Saturday, July 14, 2012
In seminary we learned to interpret the doctrine using something called the Wesleyan Quadrilateral which looks to four sources: Scripture, tradition, reason, and experience. The primary source of knowledge here is the Bible, followed by church tradition.
It all sounds quite reasonable, but as I really studied the New Testament what I found was that Jesus and the apostles used a very different criteria: The New Testament perspective is not based on a rigid adherence to Scripture or tradition. It is primarily based on their experience. The disciples had experienced God come among them in Jesus. They had experienced that the messiah had not come as a warrior as they expected from their reading of the Bible, but had instead given his life. They had experienced Jesus rising from the dead. And finally, the early church was now experiencing that salvation had been made available to all people, to gentiles!
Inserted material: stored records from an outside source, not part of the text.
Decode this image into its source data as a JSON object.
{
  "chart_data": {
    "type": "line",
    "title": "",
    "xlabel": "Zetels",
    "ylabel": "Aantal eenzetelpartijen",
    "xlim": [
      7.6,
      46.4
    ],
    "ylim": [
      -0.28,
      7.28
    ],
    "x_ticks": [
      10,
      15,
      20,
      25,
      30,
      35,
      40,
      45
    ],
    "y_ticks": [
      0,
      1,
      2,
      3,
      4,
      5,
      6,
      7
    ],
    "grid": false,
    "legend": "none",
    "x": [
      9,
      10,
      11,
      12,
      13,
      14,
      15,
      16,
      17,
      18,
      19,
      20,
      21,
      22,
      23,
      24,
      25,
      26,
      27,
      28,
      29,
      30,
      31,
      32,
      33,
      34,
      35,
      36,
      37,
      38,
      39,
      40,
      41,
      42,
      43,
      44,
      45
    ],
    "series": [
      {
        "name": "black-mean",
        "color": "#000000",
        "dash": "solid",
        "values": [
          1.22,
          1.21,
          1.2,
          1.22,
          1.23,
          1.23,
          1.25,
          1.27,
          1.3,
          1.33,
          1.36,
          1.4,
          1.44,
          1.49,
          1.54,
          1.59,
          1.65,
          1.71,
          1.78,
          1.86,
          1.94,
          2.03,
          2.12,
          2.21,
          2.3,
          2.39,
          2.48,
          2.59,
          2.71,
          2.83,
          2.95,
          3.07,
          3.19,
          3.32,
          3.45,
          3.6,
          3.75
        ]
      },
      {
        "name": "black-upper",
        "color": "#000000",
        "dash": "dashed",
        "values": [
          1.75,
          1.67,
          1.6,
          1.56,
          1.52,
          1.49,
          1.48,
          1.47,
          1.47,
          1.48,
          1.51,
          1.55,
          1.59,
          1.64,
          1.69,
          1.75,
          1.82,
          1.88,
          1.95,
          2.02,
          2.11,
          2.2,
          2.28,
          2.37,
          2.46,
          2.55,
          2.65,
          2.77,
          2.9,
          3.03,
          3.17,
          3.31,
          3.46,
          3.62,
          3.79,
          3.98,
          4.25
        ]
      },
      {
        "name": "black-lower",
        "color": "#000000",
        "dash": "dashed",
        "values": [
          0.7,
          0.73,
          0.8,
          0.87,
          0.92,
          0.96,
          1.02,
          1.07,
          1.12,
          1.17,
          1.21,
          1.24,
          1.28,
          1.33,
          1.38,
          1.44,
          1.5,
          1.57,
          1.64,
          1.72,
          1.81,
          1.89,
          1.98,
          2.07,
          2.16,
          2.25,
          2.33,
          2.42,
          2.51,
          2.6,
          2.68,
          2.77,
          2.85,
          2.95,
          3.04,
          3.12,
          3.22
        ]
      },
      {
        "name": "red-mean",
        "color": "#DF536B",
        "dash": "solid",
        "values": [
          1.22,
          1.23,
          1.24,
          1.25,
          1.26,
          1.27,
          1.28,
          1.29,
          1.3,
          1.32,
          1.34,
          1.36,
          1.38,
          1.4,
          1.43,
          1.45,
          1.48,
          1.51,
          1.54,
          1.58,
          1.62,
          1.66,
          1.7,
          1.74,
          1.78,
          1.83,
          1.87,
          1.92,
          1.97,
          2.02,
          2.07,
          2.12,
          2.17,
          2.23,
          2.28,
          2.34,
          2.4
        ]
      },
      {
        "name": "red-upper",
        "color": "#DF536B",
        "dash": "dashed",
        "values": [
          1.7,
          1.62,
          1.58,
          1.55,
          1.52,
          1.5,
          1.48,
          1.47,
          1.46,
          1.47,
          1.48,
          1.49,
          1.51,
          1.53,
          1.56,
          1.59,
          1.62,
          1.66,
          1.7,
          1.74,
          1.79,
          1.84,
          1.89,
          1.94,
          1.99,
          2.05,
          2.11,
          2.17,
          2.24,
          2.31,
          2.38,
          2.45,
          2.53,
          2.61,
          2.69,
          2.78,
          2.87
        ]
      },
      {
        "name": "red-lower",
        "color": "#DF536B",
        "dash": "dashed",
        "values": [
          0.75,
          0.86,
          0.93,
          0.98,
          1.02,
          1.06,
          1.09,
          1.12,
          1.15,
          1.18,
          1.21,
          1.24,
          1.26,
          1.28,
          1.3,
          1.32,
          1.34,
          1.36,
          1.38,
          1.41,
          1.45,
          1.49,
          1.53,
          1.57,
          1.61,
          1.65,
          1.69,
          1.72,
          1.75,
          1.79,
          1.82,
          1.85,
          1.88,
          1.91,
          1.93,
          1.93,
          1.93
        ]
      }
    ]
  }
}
All of this, it must be stressed, completely contradicted how they had all read their Bibles up til then, and completely contradicted the religious tradition that had inherited. They did not come to these conclusions because of a new discovery in exegesis, they came to these radically new views through experiencing what the Spirit was doing among them! This caused them to consequently go back and re-read their Bibles again, trying to make sense of what was happening.
Fact: If the apostles had taken the dogmatic approach to reading their Bibles that so many of us have, then they never would have accepted Jesus as messiah, and they never would have preached salvation to gentiles.
Both the idea of a suffering nonviolent messiah and God's mercy towards gentiles simply did not line up with what they had expected from their reading of Scripture. This is not conjecture on my part, it is something they explicitly state (see for example Peter's two exclamations of "Never, Lord!" first in Matthew 16 where he forbids Jesus to go to the cross, and again in Acts 10 where he resists offering salvation to gentiles). However, the apostles stayed open to what God was doing in their midst, even when it expanded their understanding of truth.
If we want to follow in the apostle's footsteps, then we need to move in that same trajectory, rather than tethering ourselves to a supposed "biblical" view that loses step with what the Spirit is doing.